What about having to search through an ever-expanding memory bank? That assumes that people, as they grow older, pursue exhaustive searches. But that is how intelligence has to work, and I do not think that is how human being works. When faced with a new case, we do not mentally review all related cases. Instead, we maintain a set of useful heuristics. And, over time, we let go of rarely used data and heuristics. For example, I once learned to play the flute, nearly forty years ago. Some of these memories are with me, but it is very unlikely that they are slowing me down for non-flute-related activities. Again, here we can exploit modularity… one can forget to play the flute without forgetting
Search algorithms do not get slower proportionally with the size of the databank. If this were so, Google’s search engine would slow to a crawl. We have built lots of expertise on how to search efficiently.
Abstraction leaks: to make our software, we use high-level functions that run other functions and then more functions… down to processor instructions. Over time we use higher and higher levels of abstraction. A single mistake or undefined behavior at any one level, and we produce an erroneous or unexpected result.
That might be a rather fundamental limitation of software systems. That is, any sufficiently advanced system might produce erroneous and unexpected results. This probably puts a limit to how much abstraction one can do without much effort given the same “brain”.
In any case, for Hanson’s conjecture to hold, one should be able to measure “software age”. We should be able to measure the damage done by the programmers as they work on the software. There would be some kind of limit to the number of modifications we can make to a piece of software. There would be a limit to what an artificial intelligence could learn… And we would need to observe that software being aggressively developed (e.g., the Linux kernel) grows old faster than software that is infrequently modified. But I believe the opposite is true: software that has been aggressively developed over many years is more likely to be robust and flexible.

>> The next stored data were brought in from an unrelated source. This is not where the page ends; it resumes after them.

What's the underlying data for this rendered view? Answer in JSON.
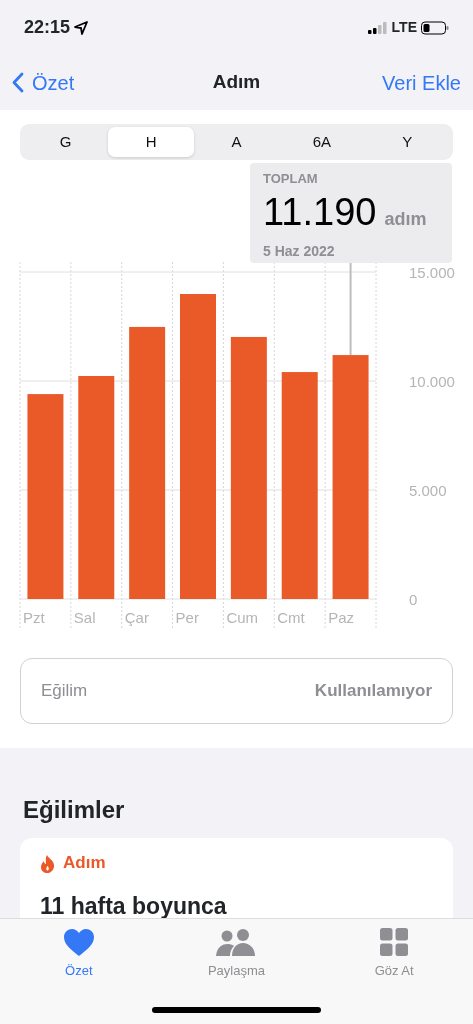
{
  "status_bar": {
    "time": "22:15",
    "network": "LTE"
  },
  "nav": {
    "back": "Özet",
    "title": "Adım",
    "action": "Veri Ekle"
  },
  "ranges": [
    {
      "label": "G",
      "selected": false
    },
    {
      "label": "H",
      "selected": true
    },
    {
      "label": "A",
      "selected": false
    },
    {
      "label": "6A",
      "selected": false
    },
    {
      "label": "Y",
      "selected": false
    }
  ],
  "callout": {
    "label": "TOPLAM",
    "value": "11.190",
    "unit": "adım",
    "date": "5 Haz 2022"
  },
  "chart": {
    "chart_data": {
      "type": "bar",
      "categories": [
        "Pzt",
        "Sal",
        "Çar",
        "Per",
        "Cum",
        "Cmt",
        "Paz"
      ],
      "values": [
        9400,
        10230,
        12480,
        13990,
        12020,
        10410,
        11190
      ],
      "ylim": [
        0,
        15000
      ],
      "yticks": [
        {
          "value": 0,
          "label": "0"
        },
        {
          "value": 5000,
          "label": "5.000"
        },
        {
          "value": 10000,
          "label": "10.000"
        },
        {
          "value": 15000,
          "label": "15.000"
        }
      ]
    },
    "bars": [
      {
        "selected": false
      },
      {
        "selected": false
      },
      {
        "selected": false
      },
      {
        "selected": false
      },
      {
        "selected": false
      },
      {
        "selected": false
      },
      {
        "selected": true
      }
    ]
  },
  "trend": {
    "label": "Eğilim",
    "value": "Kullanılamıyor"
  },
  "trends_section": {
    "title": "Eğilimler",
    "card": {
      "category": "Adım",
      "headline": "11 hafta boyunca"
    }
  },
  "tab_bar": [
    {
      "label": "Özet",
      "selected": true
    },
    {
      "label": "Paylaşma",
      "selected": false
    },
    {
      "label": "Göz At",
      "selected": false
    }
  ]
}
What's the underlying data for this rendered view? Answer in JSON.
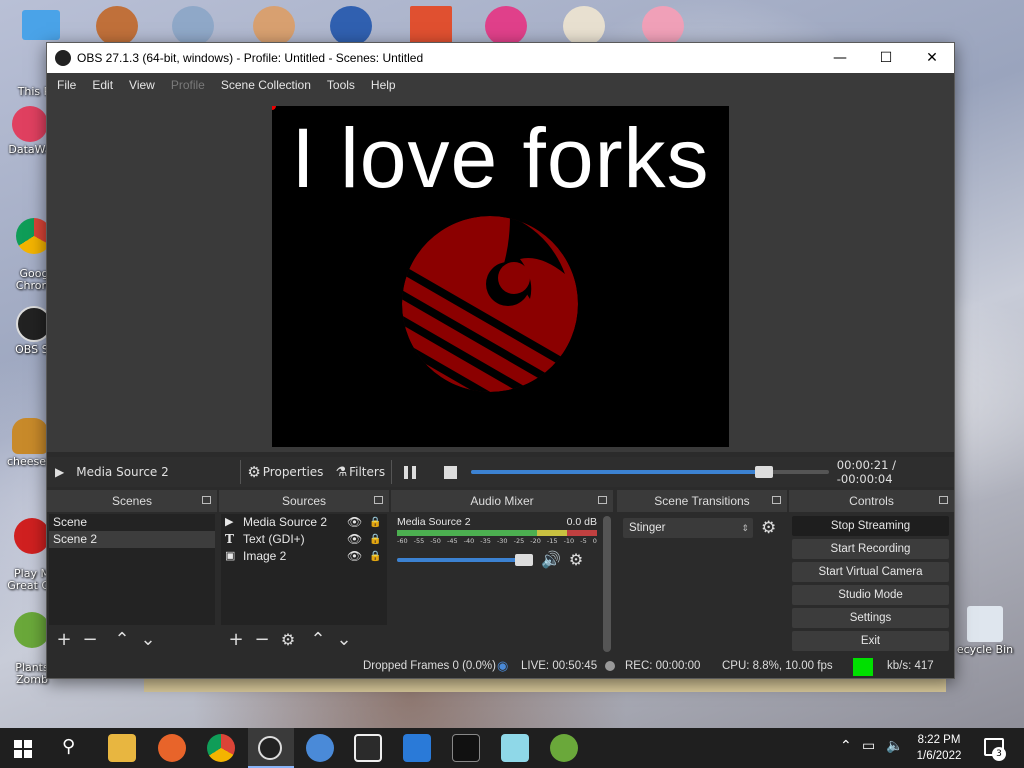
{
  "desktop": {
    "icons": [
      {
        "label": "This P",
        "color": "#3d8ee0"
      },
      {
        "label": "DataWa",
        "color": "#e04060"
      },
      {
        "label": "Goog\nChrom",
        "color": "#3c8d3a"
      },
      {
        "label": "OBS St",
        "color": "#222222"
      },
      {
        "label": "cheeseb",
        "color": "#c88a2a"
      },
      {
        "label": "Play M\nGreat Ga",
        "color": "#d02020"
      },
      {
        "label": "Plants\nZomb",
        "color": "#6aa83a"
      }
    ],
    "recycle_label": "ecycle Bin"
  },
  "window": {
    "title": "OBS 27.1.3 (64-bit, windows) - Profile: Untitled - Scenes: Untitled",
    "minimize": "—",
    "maximize": "☐",
    "close": "✕"
  },
  "menu": [
    {
      "label": "File",
      "enabled": true
    },
    {
      "label": "Edit",
      "enabled": true
    },
    {
      "label": "View",
      "enabled": true
    },
    {
      "label": "Profile",
      "enabled": false
    },
    {
      "label": "Scene Collection",
      "enabled": true
    },
    {
      "label": "Tools",
      "enabled": true
    },
    {
      "label": "Help",
      "enabled": true
    }
  ],
  "preview": {
    "text": "I love forks",
    "logo_color": "#8b0000"
  },
  "media": {
    "source_name": "Media Source 2",
    "properties_label": "Properties",
    "filters_label": "Filters",
    "time": "00:00:21 / -00:00:04",
    "progress": 0.81
  },
  "scenes": {
    "title": "Scenes",
    "items": [
      {
        "label": "Scene",
        "selected": false
      },
      {
        "label": "Scene 2",
        "selected": true
      }
    ]
  },
  "sources": {
    "title": "Sources",
    "items": [
      {
        "label": "Media Source 2",
        "icon": "play-icon"
      },
      {
        "label": "Text (GDI+)",
        "icon": "text-icon"
      },
      {
        "label": "Image 2",
        "icon": "image-icon"
      }
    ]
  },
  "mixer": {
    "title": "Audio Mixer",
    "channel": "Media Source 2",
    "level": "0.0 dB",
    "scale": [
      "-60",
      "-55",
      "-50",
      "-45",
      "-40",
      "-35",
      "-30",
      "-25",
      "-20",
      "-15",
      "-10",
      "-5",
      "0"
    ],
    "volume": 1.0
  },
  "transitions": {
    "title": "Scene Transitions",
    "selected": "Stinger"
  },
  "controls": {
    "title": "Controls",
    "buttons": [
      {
        "label": "Stop Streaming",
        "active": true
      },
      {
        "label": "Start Recording",
        "active": false
      },
      {
        "label": "Start Virtual Camera",
        "active": false
      },
      {
        "label": "Studio Mode",
        "active": false
      },
      {
        "label": "Settings",
        "active": false
      },
      {
        "label": "Exit",
        "active": false
      }
    ]
  },
  "status": {
    "dropped": "Dropped Frames 0 (0.0%)",
    "live": "LIVE: 00:50:45",
    "rec": "REC: 00:00:00",
    "cpu": "CPU: 8.8%, 10.00 fps",
    "kbs": "kb/s: 417",
    "health_color": "#00e000"
  },
  "taskbar": {
    "time": "8:22 PM",
    "date": "1/6/2022",
    "notifications": "3"
  }
}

Of course, the range of problems we can solve with software is infinite. So people like me keep on producing more and more software. Most of it will hardly be used, but the very best projects end up receiving more “love” (more updates) and they grow more useful, more robust and more flexible as a result.
I see no reason for why an artificial intelligence could not, for all practical purposes, be immortal. It could keep on learning and expanding nearly forever. Of course, unless the environment changes, it would hit diminishing returns… still, I expect older artificial intelligences to be better at most things than younger ones.